He was under the influence of this impression when, having sent a message that he was coming, he opened the door of Sister St. Mary’s cabin. She lay in bed under the assiduous care of two nurses. A look of unspeakable sadness was on her pale face, and she did not return her brother’s greeting. Her eyes were lifted to heaven as if in prayer. Indeed her glance avoided the terrible man. After he had dismissed her nurses she murmured, still without looking at him:
“Is that you, Monsieur? What do you want with me? I cannot help you now that God has forsaken you. I prayed that He would bring you to repentance. But your fresh crimes surpass in horror those which you committed before.... Heavens, what a number of slain!” and she covered her face with her hands as though to shut out the awful spectacle of mutiny and massacre of which, sick unto death, she had been a witness towards the end.
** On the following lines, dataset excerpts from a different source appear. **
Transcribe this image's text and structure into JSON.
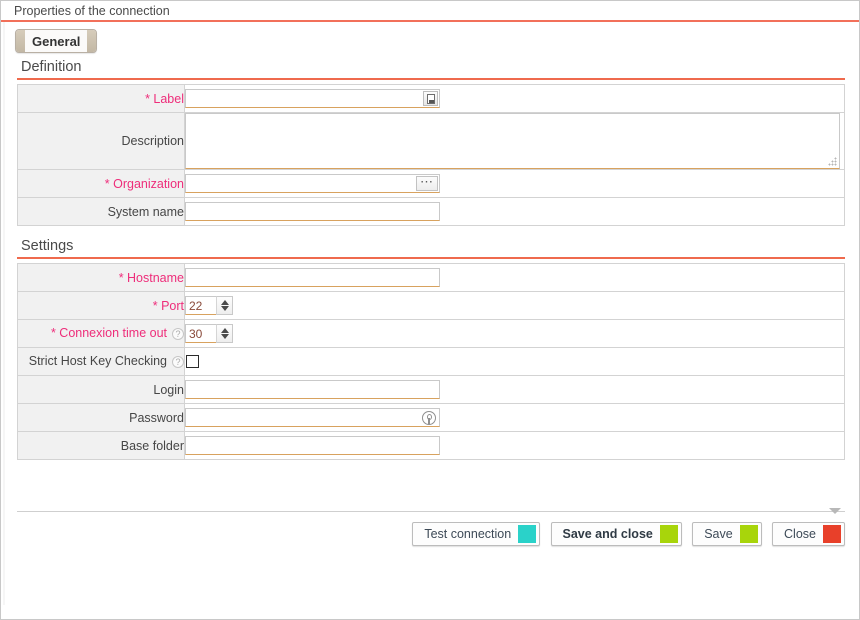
{
  "window": {
    "title": "Properties of the connection"
  },
  "tabs": [
    {
      "label": "General",
      "active": true
    }
  ],
  "sections": {
    "definition": {
      "title": "Definition",
      "rows": [
        {
          "label": "* Label",
          "required": true,
          "help": false,
          "value": "",
          "control": "text-with-translate"
        },
        {
          "label": "Description",
          "required": false,
          "help": false,
          "value": "",
          "control": "textarea"
        },
        {
          "label": "* Organization",
          "required": true,
          "help": false,
          "value": "",
          "control": "text-with-browse"
        },
        {
          "label": "System name",
          "required": false,
          "help": false,
          "value": "",
          "control": "text"
        }
      ]
    },
    "settings": {
      "title": "Settings",
      "rows": [
        {
          "label": "* Hostname",
          "required": true,
          "help": false,
          "value": "",
          "control": "text"
        },
        {
          "label": "* Port",
          "required": true,
          "help": false,
          "value": "22",
          "control": "spinner"
        },
        {
          "label": "* Connexion time out",
          "required": true,
          "help": true,
          "value": "30",
          "control": "spinner"
        },
        {
          "label": "Strict Host Key Checking",
          "required": false,
          "help": true,
          "value": "",
          "control": "checkbox",
          "checked": false
        },
        {
          "label": "Login",
          "required": false,
          "help": false,
          "value": "",
          "control": "text"
        },
        {
          "label": "Password",
          "required": false,
          "help": false,
          "value": "",
          "control": "password"
        },
        {
          "label": "Base folder",
          "required": false,
          "help": false,
          "value": "",
          "control": "text"
        }
      ]
    }
  },
  "icons": {
    "translate": "translate-icon",
    "browse": "ellipsis-icon",
    "password_key": "key-icon",
    "help": "?",
    "collapse": "chevron-down-icon",
    "resize_grip": "resize-grip-icon"
  },
  "footer": {
    "buttons": [
      {
        "label": "Test connection",
        "color": "#2ad2c9",
        "strong": false
      },
      {
        "label": "Save and close",
        "color": "#a8d50b",
        "strong": true
      },
      {
        "label": "Save",
        "color": "#a8d50b",
        "strong": false
      },
      {
        "label": "Close",
        "color": "#e8402a",
        "strong": false
      }
    ]
  },
  "theme": {
    "title_rule": "#f2705a",
    "section_rule": "#ef6a4d",
    "required_label": "#ee2d7a",
    "label_cell_bg": "#f1f1f1",
    "input_underline": "#d8a25e",
    "field_text": "#8a4a3a"
  }
}
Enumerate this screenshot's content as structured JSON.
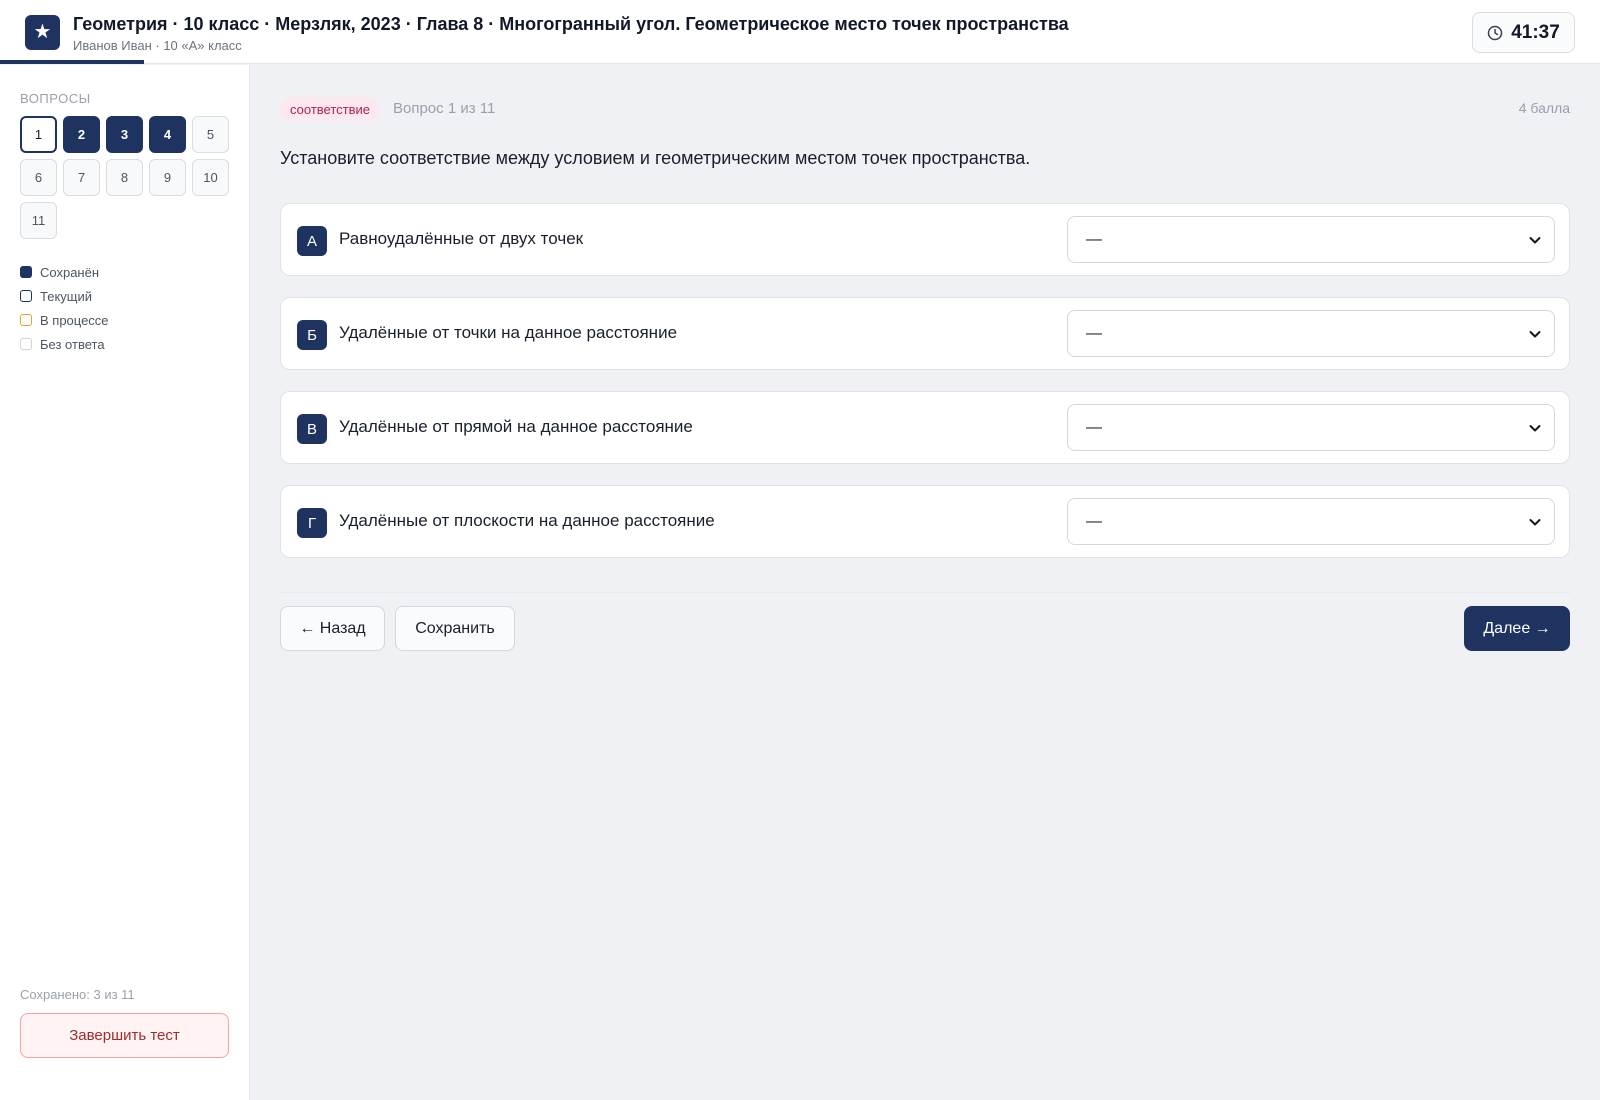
{
  "header": {
    "logo_glyph": "★",
    "title": "Геометрия · 10 класс · Мерзляк, 2023 · Глава 8 · Многогранный угол. Геометрическое место точек пространства",
    "subtitle": "Иванов Иван · 10 «А» класс",
    "timer": "41:37",
    "timer_icon": "clock-icon"
  },
  "sidebar": {
    "heading": "ВОПРОСЫ",
    "questions": [
      {
        "label": "1",
        "state": "current"
      },
      {
        "label": "2",
        "state": "saved"
      },
      {
        "label": "3",
        "state": "saved"
      },
      {
        "label": "4",
        "state": "saved"
      },
      {
        "label": "5",
        "state": "none"
      },
      {
        "label": "6",
        "state": "none"
      },
      {
        "label": "7",
        "state": "none"
      },
      {
        "label": "8",
        "state": "none"
      },
      {
        "label": "9",
        "state": "none"
      },
      {
        "label": "10",
        "state": "none"
      },
      {
        "label": "11",
        "state": "none"
      }
    ],
    "legend": {
      "saved": "Сохранён",
      "current": "Текущий",
      "in_progress": "В процессе",
      "no_answer": "Без ответа"
    },
    "saved_count": "Сохранено: 3 из 11",
    "finish_label": "Завершить тест"
  },
  "main": {
    "tag": "соответствие",
    "question_number": "Вопрос 1 из 11",
    "points": "4 балла",
    "question_text": "Установите соответствие между условием и геометрическим местом точек пространства.",
    "rows": [
      {
        "letter": "А",
        "text": "Равноудалённые от двух точек",
        "selected": "—"
      },
      {
        "letter": "Б",
        "text": "Удалённые от точки на данное расстояние",
        "selected": "—"
      },
      {
        "letter": "В",
        "text": "Удалённые от прямой на данное расстояние",
        "selected": "—"
      },
      {
        "letter": "Г",
        "text": "Удалённые от плоскости на данное расстояние",
        "selected": "—"
      }
    ],
    "back_label": "← Назад",
    "save_label": "Сохранить",
    "next_label": "Далее →"
  },
  "colors": {
    "brand": "#1f3360",
    "tag_bg": "#fce8ef",
    "tag_text": "#b0224e",
    "finish_border": "#f4a2a2",
    "in_progress": "#e0a431"
  }
}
Chéri-Bibi regarded her for some time without speaking, filled with a new emotion which he vainly strove to conceal. At length he took a chair and sat down by her bedside. Then he grasped her hand, which shook and trembled in his. For a moment she tried to withdraw it, but finally it remained passive under his dominating pressure.
“My little Jacqueline,” he gasped in a hoarse voice. “My little Jacqueline.”
The unhappy girl shook her head gently, mournfully, for there was now no little Jacqueline... had not been for a long time, a very long time. There was no little Jacqueline since men had made her suffer so greatly. Not since there happened to be one man — the father of her best friend, of her young mistress, of her good Cecily — who had dared to run foul of that innocence which, until then, had been untouched save “by the wing of prayer,” to use the language of Chéri-Bibi, which at times was singularly poetic. There was no longer a little Jacqueline since her Chéri-Bibi had... Oh, Chéri-Bibi, Chéri-Bibi! She had loved him so!
She saw him once more quite a little boy, joining in innocent games with her in the fragrant garden in the break of the cliff in those happy spring days in Normandy. He was a very ugly little boy, slightly capricious, slightly odd, but entirely gentle and good, and obedient in whatever she told him to do.
In turn they sought each other at school in Dieppe, and went back home like sensible children, saying “How do you do,” to the good wives of Le Pollet mending their nets, on the doorsteps, with long wooden needles. And then she saw again the hill at Puys with the flowers and butterflies all along the way.
Sometimes, though it was forbidden, they returned home by way of the cliff so as to have sight of the white sails on the sea, and to throw pebbles from the top onto the beach. They played and rolled about in the grass, or else, while eating their bread and butter, watched with curiosity the waving arms of the semaphore. He was even then strong and brave and stood in front of her when the cows drew near and stared too closely at them. How very fond they were of each other!... Chéri-Bibi! Chéri-Bibi! Her lips could not hold back the four dear syllables; they slipped out, softly, musically, as of yore. Chéri-Bibi!
Chéri-Bibi burst into tears. He sank with his head on the bed and wept in his fine Captain’s uniform as he had never wept in his cast-off convict’s clothes.
She too cried; and at length she said, gently withdrawing her hand from his despairing clasp:
“I ask God to forgive me for it, but, you see, in spite of your crimes I have not forgotten those days... that blessed time of our childhood... and if I still think of you without execrating you like other people, it is because I cannot forget that you committed your first crime for my sake. Oh, why did you set your mind on avenging me, Chéri-Bibi?”
As he heard those words the monster raised his head, instantly dry-eyed. He was consumed with a fury that burnt up his tears.
He rose with a wild gesture, stood erect above the poor nun’s bed, and lacerated the skin on his face with his nails to still the need in him to tear something to pieces.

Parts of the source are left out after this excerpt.